Canadian cannabis producers are stepping up pressure on the Ford government to speed up the distribution of retail licences in Ontario as poor sales continue to dog the industry.
“Our ability to continue to invest and sustain the jobs that we have created is being severely challenged by the province’s current retail cannabis policy framework,” states a letter to the premier from the Cannabis Council of Canada. The letter is signed by the CEOs of eight producers.
“Premier Ford, Ontarians and their families employed in the cannabis sector need your support to create retail points of sale for the products they make.”
Ontario is home to nearly half of Canada’s 243 licensed cannabis producers, and the lack of retail outlets has already been flagged as one of the most serious challenges facing the burgeoning industry.
Canadian producers are poised this week to release their third-quarters sales figures, and they’re expected to be poor as the companies continue to struggle to push product out the door.
There are currently just 24 legal retail outlets open in Ontario, with a 25th set to open soon. Another 42 licences have now been issued, plus 26 granted exclusively to Indigenous communities. By comparison, Alberta, with less than one-third of Ontario’s population, has already issued 324 retail licences, 72 of them to Calgary operators alone.
How much longer will the illicit trade continue to thrive because we can’t get our act together in Ontario to figure out how to sell cannabis?- MPP Randy Hillier
Among the signatories to the Ford letter is the CEO for Hexo Corporation, which hemorrhaged 200 jobs in October, or a quarter of its workforce, and suspended operations at its Niagara plant.
Another signatory, Cronos Group Inc., reported this week it failed to reach revenue estimates for the quarter.
Smiths Falls, Ont., producer Canopy Growth, whose CEO also signed the letter, is expected to release its latest sales figures Thursday. In an email to CBC, Canopy vice-president Jordon Sinclair called the sluggish retail rollout in Ontario “the number one headwind facing the industry today.”
Lanark–Frontenac–Kingston MPP Randy Hillier, whose riding includes Smiths Falls, called the situation “ridiculous.”
“How much longer will the illicit trade continue to thrive because we can’t get our act together in Ontario to figure out how to sell cannabis,” said Hillier, who now sits as an independent.
The province limited store licenses over concern there wouldn’t be enough supply, creating a lottery system for prospective retailers. The first two dozen stores opened in the spring, but a second round of openings has become bogged down in court challenges.
In a statement to CBC, Jenessa Crognali, a spokesperson for the Attorney General of Ontario, placed the blame on the federal government’s “rush to legalize cannabis without bothering to ensure there was enough legal supply.”
Province pulling plug on lottery
Now it’s the industry that has a supply problem — a serious oversupply. In response, the province is abandoning its lottery system.

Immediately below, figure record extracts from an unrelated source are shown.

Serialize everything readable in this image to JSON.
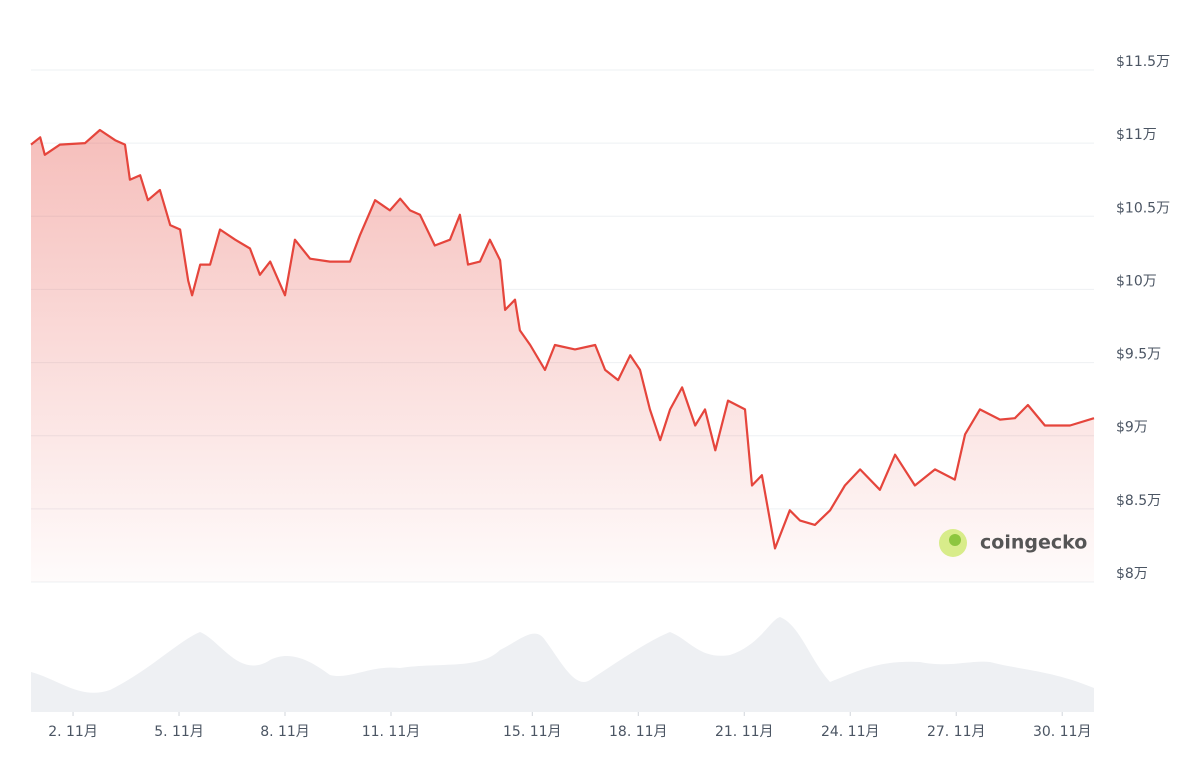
{
  "chart_data": {
    "type": "line",
    "watermark": "coingecko",
    "x": [
      0.81,
      1.07,
      1.2,
      1.63,
      2.34,
      2.76,
      3.19,
      3.47,
      3.61,
      3.9,
      4.12,
      4.46,
      4.75,
      5.03,
      5.26,
      5.37,
      5.6,
      5.88,
      6.16,
      6.59,
      7.01,
      7.29,
      7.58,
      8.0,
      8.28,
      8.71,
      9.27,
      9.84,
      10.12,
      10.55,
      10.97,
      11.26,
      11.54,
      11.82,
      12.24,
      12.67,
      12.95,
      13.18,
      13.52,
      13.8,
      14.09,
      14.23,
      14.51,
      14.65,
      14.94,
      15.36,
      15.64,
      16.21,
      16.78,
      17.06,
      17.43,
      17.77,
      18.05,
      18.33,
      18.62,
      18.9,
      19.24,
      19.61,
      19.89,
      20.18,
      20.54,
      21.02,
      21.22,
      21.5,
      21.87,
      22.29,
      22.58,
      23.0,
      23.43,
      23.85,
      24.28,
      24.84,
      25.27,
      25.83,
      26.4,
      26.96,
      27.25,
      27.67,
      28.24,
      28.66,
      29.03,
      29.51,
      30.22,
      30.9
    ],
    "values": [
      109900,
      110400,
      109200,
      109900,
      110000,
      110900,
      110200,
      109900,
      107500,
      107800,
      106100,
      106800,
      104400,
      104100,
      100600,
      99600,
      101700,
      101700,
      104100,
      103400,
      102800,
      101000,
      101900,
      99600,
      103400,
      102100,
      101900,
      101900,
      103700,
      106100,
      105400,
      106200,
      105400,
      105100,
      103000,
      103400,
      105100,
      101700,
      101900,
      103400,
      102000,
      98600,
      99300,
      97200,
      96200,
      94500,
      96200,
      95900,
      96200,
      94500,
      93800,
      95500,
      94500,
      91800,
      89700,
      91800,
      93300,
      90700,
      91800,
      89000,
      92400,
      91800,
      86600,
      87300,
      82300,
      84900,
      84200,
      83900,
      84900,
      86600,
      87700,
      86300,
      88700,
      86600,
      87700,
      87000,
      90100,
      91800,
      91100,
      91200,
      92100,
      90700,
      90700,
      91200
    ],
    "color": "#e5453c",
    "xlim": [
      0.81,
      30.9
    ],
    "xticks": [
      {
        "value": 2,
        "label": "2. 11月"
      },
      {
        "value": 5,
        "label": "5. 11月"
      },
      {
        "value": 8,
        "label": "8. 11月"
      },
      {
        "value": 11,
        "label": "11. 11月"
      },
      {
        "value": 15,
        "label": "15. 11月"
      },
      {
        "value": 18,
        "label": "18. 11月"
      },
      {
        "value": 21,
        "label": "21. 11月"
      },
      {
        "value": 24,
        "label": "24. 11月"
      },
      {
        "value": 27,
        "label": "27. 11月"
      },
      {
        "value": 30,
        "label": "30. 11月"
      }
    ],
    "ylim": [
      80000,
      115000
    ],
    "yticks": [
      {
        "value": 80000,
        "label": "$8万"
      },
      {
        "value": 85000,
        "label": "$8.5万"
      },
      {
        "value": 90000,
        "label": "$9万"
      },
      {
        "value": 95000,
        "label": "$9.5万"
      },
      {
        "value": 100000,
        "label": "$10万"
      },
      {
        "value": 105000,
        "label": "$10.5万"
      },
      {
        "value": 110000,
        "label": "$11万"
      },
      {
        "value": 115000,
        "label": "$11.5万"
      }
    ],
    "grid": true
  }
}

“Our government is working with the [Alcohol and Gaming Commission of Ontario] and Ontario Cannabis Store to return to our original plan to allocate retail store licences based on market demand,” Crognali wrote. The revamped retail system will be modelled after Alberta’s.
However the current cap on the number of retail stores doesn’t expire until July 2020, according to the province, so it will be months before any changes takes effect.
Meanwhile, Alberta continues to hand out five to 10 retail licences every week, according to cannabis analyst Craig Wiggins, managing director of The Cannalysts Inc.
“Alberta is eating our lunch,” Wiggins said. He’s concerned the whole industry could face massive job losses and plummeting stock prices if producers can’t get their product to market.
Hexo ‘the canary in the coalmine’
Already, stocks have dropped nearly 60 per cent since March, and Wiggins calls the job cuts at Hexo “the canary in the coalmine.”
Wiggins estimates Ontario revenue from pots sales could have reached $510 million by the end of August — instead of $185 million — if it could capture the same per capita sales as Alberta.
That would have generated an additional $51 million in excise and sales taxes for government, he said.
“That’s what’s frustrating about this,” Wiggins said. “Here we are trying to balance budgets, but there’s money to be made if we got out of the way and allowed the stores to open.”